La démarche prévoit des relevés minutieux

La question clé est évidemment la définition des référentiels. Une tâche qui incombe aux experts associés à Ecocert, comme le bureau d’étude Amplify Nature, membre du comité technique pour la certification. « Nous passons en revue tous les territoires occupés par les entreprises et mesurons leur degré d’artificialisation », explique Frank Derrien, fondateur d’Amplify Nature. Selon cet architecte-paysagiste, les entreprises ne connaissent pas bien leur foncier et encore moins celui de leurs sous-traitants. Amplify Nature établit une cartographie des sites – et pas seulement celui du siège social… – selon plusieurs critères : la qualité des échanges naturels, notamment la circulation de l’eau, celle des biotopes et de la flore, la densité des intrants industriels et le degré de fragmentation du territoire. Le tout débouche sur une notation qui, selon Frank Derrien, excède et de loin le simple inventaire naturaliste et permet de mesurer les éventuels progrès futurs. « L’inventaire naturaliste est une simple photographie, que l’industriel ne peut pas exploiter.

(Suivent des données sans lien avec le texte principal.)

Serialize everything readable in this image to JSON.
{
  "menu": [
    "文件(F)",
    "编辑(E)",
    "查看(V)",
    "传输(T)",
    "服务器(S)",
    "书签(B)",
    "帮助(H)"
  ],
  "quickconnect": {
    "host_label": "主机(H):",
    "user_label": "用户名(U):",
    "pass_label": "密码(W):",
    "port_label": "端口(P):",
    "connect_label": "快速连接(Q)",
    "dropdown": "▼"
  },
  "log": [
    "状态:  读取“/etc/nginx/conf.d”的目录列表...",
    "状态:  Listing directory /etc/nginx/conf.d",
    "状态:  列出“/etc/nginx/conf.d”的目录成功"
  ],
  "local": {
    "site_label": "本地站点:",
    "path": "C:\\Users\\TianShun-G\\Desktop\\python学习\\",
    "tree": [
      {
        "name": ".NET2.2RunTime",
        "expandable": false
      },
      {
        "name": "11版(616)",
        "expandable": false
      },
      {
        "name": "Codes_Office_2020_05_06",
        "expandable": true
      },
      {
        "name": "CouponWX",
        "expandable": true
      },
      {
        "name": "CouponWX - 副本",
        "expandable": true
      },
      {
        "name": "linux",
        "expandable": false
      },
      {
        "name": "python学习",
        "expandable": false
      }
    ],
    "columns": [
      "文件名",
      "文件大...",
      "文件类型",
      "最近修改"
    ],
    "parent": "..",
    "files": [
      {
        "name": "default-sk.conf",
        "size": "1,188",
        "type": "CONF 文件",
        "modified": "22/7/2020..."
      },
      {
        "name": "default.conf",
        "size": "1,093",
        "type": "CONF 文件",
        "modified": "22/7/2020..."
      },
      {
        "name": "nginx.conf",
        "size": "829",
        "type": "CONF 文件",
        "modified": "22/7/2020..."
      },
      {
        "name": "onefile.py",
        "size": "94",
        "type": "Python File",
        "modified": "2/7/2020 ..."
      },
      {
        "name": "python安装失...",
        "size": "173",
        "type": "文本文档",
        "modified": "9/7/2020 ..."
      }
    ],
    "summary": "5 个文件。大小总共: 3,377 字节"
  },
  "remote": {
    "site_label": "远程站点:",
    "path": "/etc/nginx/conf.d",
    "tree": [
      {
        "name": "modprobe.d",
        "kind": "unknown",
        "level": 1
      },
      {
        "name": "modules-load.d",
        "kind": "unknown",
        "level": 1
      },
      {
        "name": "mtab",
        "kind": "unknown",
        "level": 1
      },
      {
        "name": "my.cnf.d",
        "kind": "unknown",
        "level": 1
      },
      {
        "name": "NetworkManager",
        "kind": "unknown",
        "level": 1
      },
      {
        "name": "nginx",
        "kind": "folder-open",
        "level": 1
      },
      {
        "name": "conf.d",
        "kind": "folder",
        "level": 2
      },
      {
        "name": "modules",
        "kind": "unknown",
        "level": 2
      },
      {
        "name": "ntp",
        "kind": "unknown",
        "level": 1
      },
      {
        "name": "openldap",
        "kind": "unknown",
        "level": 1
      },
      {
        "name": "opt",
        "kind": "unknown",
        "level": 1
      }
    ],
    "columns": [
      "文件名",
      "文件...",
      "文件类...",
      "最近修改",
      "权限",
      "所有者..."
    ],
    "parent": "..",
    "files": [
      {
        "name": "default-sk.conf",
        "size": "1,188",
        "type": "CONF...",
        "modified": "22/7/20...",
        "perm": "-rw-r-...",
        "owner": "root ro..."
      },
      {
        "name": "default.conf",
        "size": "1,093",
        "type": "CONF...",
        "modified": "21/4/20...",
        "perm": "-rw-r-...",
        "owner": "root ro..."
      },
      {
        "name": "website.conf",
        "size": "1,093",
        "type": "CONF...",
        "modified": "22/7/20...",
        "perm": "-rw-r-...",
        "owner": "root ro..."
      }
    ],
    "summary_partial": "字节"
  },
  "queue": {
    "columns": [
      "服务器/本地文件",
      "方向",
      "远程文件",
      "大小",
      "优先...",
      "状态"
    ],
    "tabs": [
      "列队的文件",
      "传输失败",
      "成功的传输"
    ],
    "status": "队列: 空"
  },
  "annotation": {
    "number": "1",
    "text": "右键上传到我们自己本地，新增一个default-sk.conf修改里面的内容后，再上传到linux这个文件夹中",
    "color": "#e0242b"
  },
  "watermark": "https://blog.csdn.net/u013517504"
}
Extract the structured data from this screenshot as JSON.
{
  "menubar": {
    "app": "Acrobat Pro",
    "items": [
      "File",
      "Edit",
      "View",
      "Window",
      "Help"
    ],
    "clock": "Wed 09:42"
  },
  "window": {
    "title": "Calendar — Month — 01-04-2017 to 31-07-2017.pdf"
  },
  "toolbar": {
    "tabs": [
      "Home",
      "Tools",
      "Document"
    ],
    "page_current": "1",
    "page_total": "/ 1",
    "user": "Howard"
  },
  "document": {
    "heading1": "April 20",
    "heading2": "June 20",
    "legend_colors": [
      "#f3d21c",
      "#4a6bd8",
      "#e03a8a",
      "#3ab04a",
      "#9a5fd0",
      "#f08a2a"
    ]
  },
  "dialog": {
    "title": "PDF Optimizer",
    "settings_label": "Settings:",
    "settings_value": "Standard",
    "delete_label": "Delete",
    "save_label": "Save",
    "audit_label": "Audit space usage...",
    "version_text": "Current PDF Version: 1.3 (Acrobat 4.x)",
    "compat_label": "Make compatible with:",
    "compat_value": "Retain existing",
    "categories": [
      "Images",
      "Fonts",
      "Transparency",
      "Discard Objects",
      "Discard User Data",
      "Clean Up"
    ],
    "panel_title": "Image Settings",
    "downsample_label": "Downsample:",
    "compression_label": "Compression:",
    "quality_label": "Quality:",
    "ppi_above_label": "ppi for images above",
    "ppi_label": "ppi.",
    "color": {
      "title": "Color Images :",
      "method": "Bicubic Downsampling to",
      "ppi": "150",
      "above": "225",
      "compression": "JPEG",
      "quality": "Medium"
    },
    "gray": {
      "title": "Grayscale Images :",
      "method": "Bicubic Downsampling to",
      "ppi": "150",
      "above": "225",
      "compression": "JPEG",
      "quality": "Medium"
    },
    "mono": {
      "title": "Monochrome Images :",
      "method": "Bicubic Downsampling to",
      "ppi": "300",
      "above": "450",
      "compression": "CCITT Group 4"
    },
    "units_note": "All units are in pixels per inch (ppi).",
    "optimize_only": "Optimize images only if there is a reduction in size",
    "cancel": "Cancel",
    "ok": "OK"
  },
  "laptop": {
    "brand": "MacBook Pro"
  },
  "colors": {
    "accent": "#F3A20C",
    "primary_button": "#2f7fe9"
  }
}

La certification est pour sa part un outil de management », complète Laurent Croguennec

Plus ambitieux que les labels sectoriels

L’idée est de « mesurer le potentiel écologique du foncier puis de ‘’dédomestiquer’’ tout ce qui peut l’être, sans menacer l’activité économique » pour reprendre les termes de Frank Derrien. Le prix de cette prestation n’est pas dévoilé, car il varie en fonction du nombre de sites audités. «  Le coût correspond peu ou prou à une démarché de type Iso 14001 » se borne à indiquer Laurent Croguennec. Qui met en avant les atouts d’une démarche globale, « universelle », multi-sectorielle. Suivez son regard : cette certification va plus loin que des labels de filière tels que Biodivercity, créé par des acteurs du bâtiment et de l’immobilier réunis au sein de l’association Cibi. Plusieurs labels ou référentiels sont en effet disponibles pour évaluer la qualité des écosystèmes (notamment les espaces verts) qui subissent l‘influence humaine : EcoJardin de l’association Plante & Cité, la charte des Refuges LPO de la LPO ou le réseau Oasis Nature de l’association Humanité & biodiversité (ex Ligue Roc), entre autres.

Un projet de loi porteur

Le lancement de la certification Ecocert intervient au moment où le Parlement français débat de la loi sur la biodiversité. Celle-ci prévoit, à l’article 2 bis, que « toute personne qui cause un dommage à l’environnement est tenue de le réparer »; cette réparation du dommage à l’environnement s’effectuant prioritairement en nature et si c’est impossible, en argent. « L’émergence d’un préjudice écologique ne peut qu’encourager la démarche de certification », prévoit le directeur général d’Ecocert.